The sacking of the Bata workforce indicates the developing class tensions in Sri Lanka. With the globalisation of production, transnational companies such as Bata seek to exploit all the advances in communications, transport and production techniques in order to secure markets and maximise profits. Hundreds of thousands of Sri Lankan garment workers also face the elimination of their jobs with the abolition of the quota system toward the end of the year.

However, the NSSP leaders have limited the Bata workers’ struggle to a series of protest activities. The NSSP-led Commerce and Industrial Workers Union (CIWU), which controls the Bata union, has done next to nothing to even mobilise its branches in support of the Bata occupation.
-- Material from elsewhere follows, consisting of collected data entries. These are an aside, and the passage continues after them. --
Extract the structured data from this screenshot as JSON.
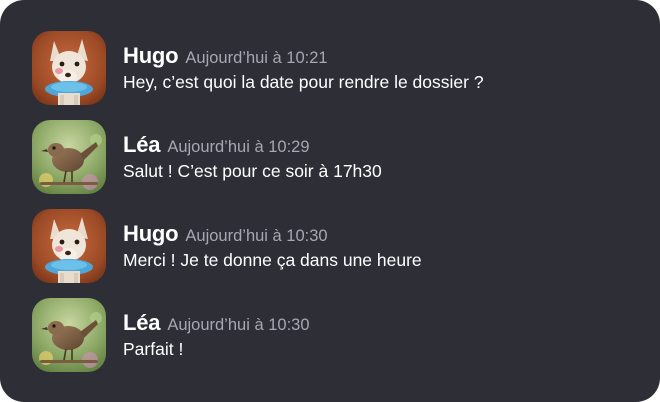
{
  "messages": [
    {
      "author": "Hugo",
      "time": "Aujourd’hui à 10:21",
      "text": "Hey, c’est quoi la date pour rendre le dossier ?",
      "avatar": "dog-avatar"
    },
    {
      "author": "Léa",
      "time": "Aujourd’hui à 10:29",
      "text": "Salut ! C’est pour ce soir à 17h30",
      "avatar": "bird-avatar"
    },
    {
      "author": "Hugo",
      "time": "Aujourd’hui à 10:30",
      "text": "Merci ! Je te donne ça dans une heure",
      "avatar": "dog-avatar"
    },
    {
      "author": "Léa",
      "time": "Aujourd’hui à 10:30",
      "text": "Parfait !",
      "avatar": "bird-avatar"
    }
  ],
  "colors": {
    "background": "#2d2e36",
    "author_text": "#ffffff",
    "timestamp_text": "#a6a7b0",
    "message_text": "#ffffff"
  }
}
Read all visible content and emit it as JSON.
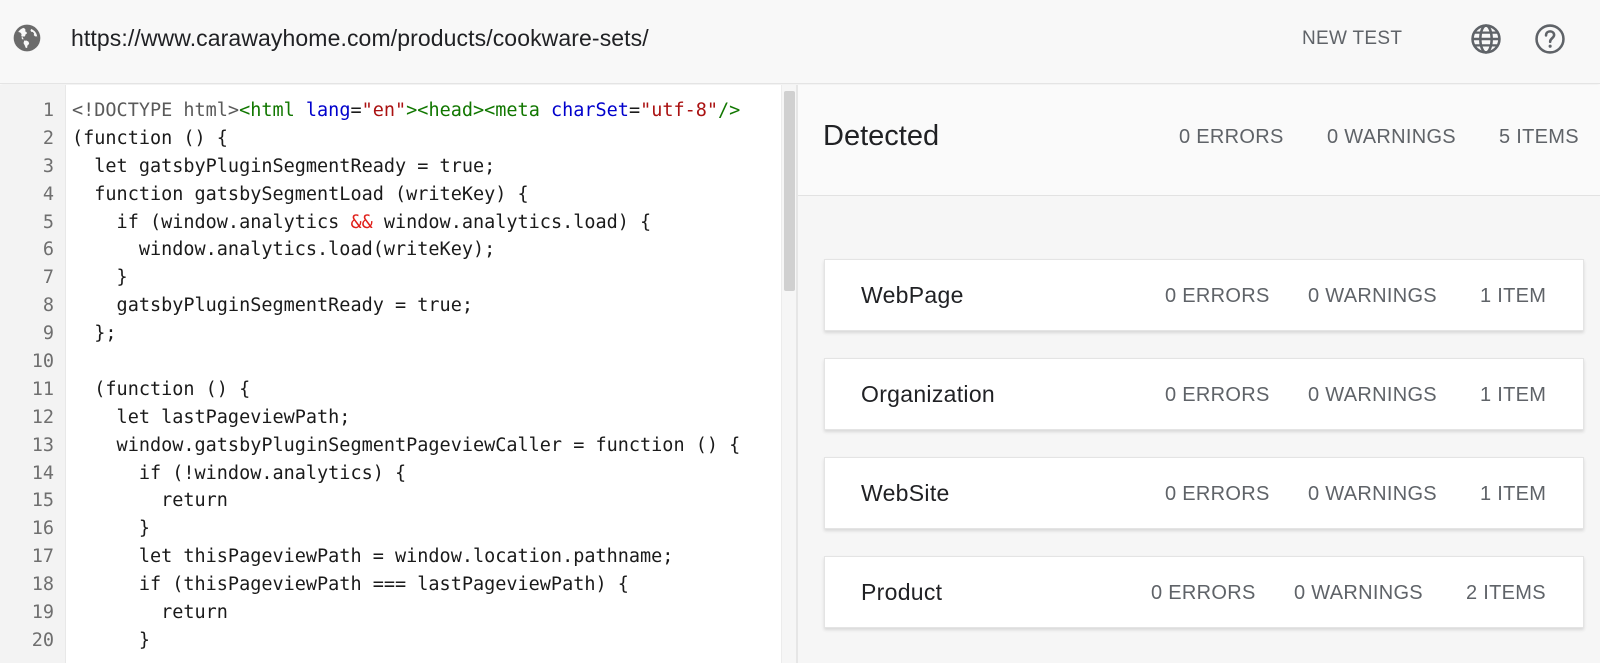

Instead of launching an intensive struggle across the country and internationally to defend the Bata workers, the CIWU has urged the strikers to expect some “positive results” from negotiations with the management and the Labour Commissioner.

Bata workers told the WSWS that the Labour Commissioner had asked them not to make “much noise” because the management had written to foreign embassies and governments warning that the workers’ occupation would have serious repercussions in curbing the inflow of foreign investment, which the UPFA government is desperately seeking to attract.

The CIWU is also echoing Bata management’s demand that the government intervene to further protect local industries from imports by various protectionist methods, such as a tariff increase. As its record over the past decade demonstrates, the company simply uses such measures to secure its profits, not protect workers’ rights.

The union’s nationalist demand illustrates the bankruptcy of the union movement’s perspective. Its program pitches workers in Bata’s Sri Lankan operations against their class and sisters internationally, including Bata workers in other countries. It only assists the global attacks on workers’ jobs and living conditions.